The Walt Disney Company announced last week that it will be acquiring animation house Pixar in a $7.4 billion all-stock transaction (a nice return on Steve Jobs’s original $10 million investment when he purchased Pixar from filmmaker George Lucas in 1986). The deal has been approved by the boards of both companies, and is expected to be completed by mid-2006. Pixar President Ed Catmull will serve as the President of the new Pixar and Disney animation studios, and John Lasseter (considered by many to be the crown jewel of Pixar) will serve as Chief Creative Officer of the studios, as well as Principal Creative Advisor at Walt Disney Imagineering, where he’ll contribute to Disney theme park attractions.
And what of Pixar’s iconic CEO Steve Jobs, also CEO of Apple Computer and in control of about half of Pixar’s stock? He’ll be joining Disney’s Board of Directors as one of three non-independent members and, overnight, become Disney’s largest shareholder, owning roughly 6.5 percent of Disney’s stock.
Pixar has developed several successful animated films distributed by Disney under a long-term deal, including Toy Story, Toy Story 2, A Bug’s Life, Monsters, Inc., Finding Nemo, and The Incredibles, with total earnings from the films estimated near $3.2 billion. However, friction between Jobs and former Disney CEO Michael Eisner led Jobs to walk away from the original Disney distribution deal when it concludes this year with the release of Cars. Jobs apparently gets along well with Disney’s current CEO Robert Iger and plans to spend a whole lot more time with him.
The Disney acquisition brings Pixar’s talent and unique culture into the Disney fold, and enables the House of Mouse to further leverage Pixar characters, stories, and creations through its many media and merchandising channels. For many Pixar employees, the deal may represent a bit of a dream come true: many of the storytelling and production values of classic Disney animated films initially inspired Pixar. However, the deal may complicate life for Steve Jobs’s other day job at Apple Computer, where, as a member of Disney’s board, he may face additional hurdles convincing other video content providers (Time Warner, NBC/Universal, CBS, etc.) to put their content up for sale on Apple’s iTunes Music Store.

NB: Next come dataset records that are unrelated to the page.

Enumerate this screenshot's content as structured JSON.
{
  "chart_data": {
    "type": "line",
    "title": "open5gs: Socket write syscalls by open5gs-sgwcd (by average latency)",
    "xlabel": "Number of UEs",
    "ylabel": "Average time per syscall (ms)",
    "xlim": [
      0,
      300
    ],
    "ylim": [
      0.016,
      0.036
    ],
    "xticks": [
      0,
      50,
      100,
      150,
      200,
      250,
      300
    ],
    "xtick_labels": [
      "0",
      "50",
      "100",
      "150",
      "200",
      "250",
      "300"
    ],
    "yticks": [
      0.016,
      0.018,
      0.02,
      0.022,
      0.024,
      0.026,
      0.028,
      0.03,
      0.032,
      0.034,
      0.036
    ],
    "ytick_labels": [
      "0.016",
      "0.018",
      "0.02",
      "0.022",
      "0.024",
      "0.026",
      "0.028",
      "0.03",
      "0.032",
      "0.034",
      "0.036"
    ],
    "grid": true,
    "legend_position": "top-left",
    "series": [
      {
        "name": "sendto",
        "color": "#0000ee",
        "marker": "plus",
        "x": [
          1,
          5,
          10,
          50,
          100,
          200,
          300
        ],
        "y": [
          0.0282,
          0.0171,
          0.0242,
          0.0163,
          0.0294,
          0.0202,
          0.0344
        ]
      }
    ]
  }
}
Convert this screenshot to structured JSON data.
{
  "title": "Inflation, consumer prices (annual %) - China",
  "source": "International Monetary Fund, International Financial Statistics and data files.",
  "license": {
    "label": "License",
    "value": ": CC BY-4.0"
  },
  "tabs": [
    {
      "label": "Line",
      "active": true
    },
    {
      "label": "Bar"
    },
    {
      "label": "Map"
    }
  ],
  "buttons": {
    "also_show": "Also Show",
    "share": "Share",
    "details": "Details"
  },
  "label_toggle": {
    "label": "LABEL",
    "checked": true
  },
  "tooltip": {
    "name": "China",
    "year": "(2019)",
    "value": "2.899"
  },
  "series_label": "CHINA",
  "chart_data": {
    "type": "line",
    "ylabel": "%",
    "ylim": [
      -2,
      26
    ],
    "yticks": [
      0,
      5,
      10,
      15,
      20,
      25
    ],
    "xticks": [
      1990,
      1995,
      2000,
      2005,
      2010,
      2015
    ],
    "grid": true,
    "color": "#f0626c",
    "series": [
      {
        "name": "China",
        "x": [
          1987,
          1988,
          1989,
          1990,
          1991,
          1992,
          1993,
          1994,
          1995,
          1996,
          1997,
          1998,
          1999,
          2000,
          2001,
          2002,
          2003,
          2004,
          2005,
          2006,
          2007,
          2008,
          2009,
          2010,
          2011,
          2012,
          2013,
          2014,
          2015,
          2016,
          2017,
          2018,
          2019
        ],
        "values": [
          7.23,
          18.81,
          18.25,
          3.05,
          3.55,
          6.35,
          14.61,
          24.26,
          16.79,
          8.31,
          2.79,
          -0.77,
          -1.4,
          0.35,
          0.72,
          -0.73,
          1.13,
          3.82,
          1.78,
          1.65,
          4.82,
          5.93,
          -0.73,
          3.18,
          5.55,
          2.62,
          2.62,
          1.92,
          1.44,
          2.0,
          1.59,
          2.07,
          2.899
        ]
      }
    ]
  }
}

At first glance, the merger might seem eerily reminiscent of Apple’s acquisition of Jobs’s NeXT, Inc., several months after which Jobs ousted Apple CEO Gil Amelio and took over Apple’s troubled reins in 1997. Indeed, with Pixar’s upper management being placed in charge of the combined Pixar and Disney animation studios, it might be easy to see this acquisition as a reverse takeover for Pixar, if not for Jobs personally. But the situation is significantly different. For one thing, Jobs didn’t found Disney, so it’s hard to see him having the same passion for Disney that he does for Apple. Further, despite a recent shareholder revolt led by Roy Disney against former CEO Michael Eisner, Disney is much more than its animation studios. In total, Disney garnered nearly $32 billion in revenue during 2005 from businesses including its own cable television channels, the ABC broadcast television network, half a dozen music labels, half a dozen more movie studios, plus theatrical productions, its world-famous theme parks, and – of course – vast merchandising. That said, none of this means Jobs won’t have an impact: he’s always been out to change the world, and with control of Apple and a board position at Disney, he’s better placed to do so than ever before.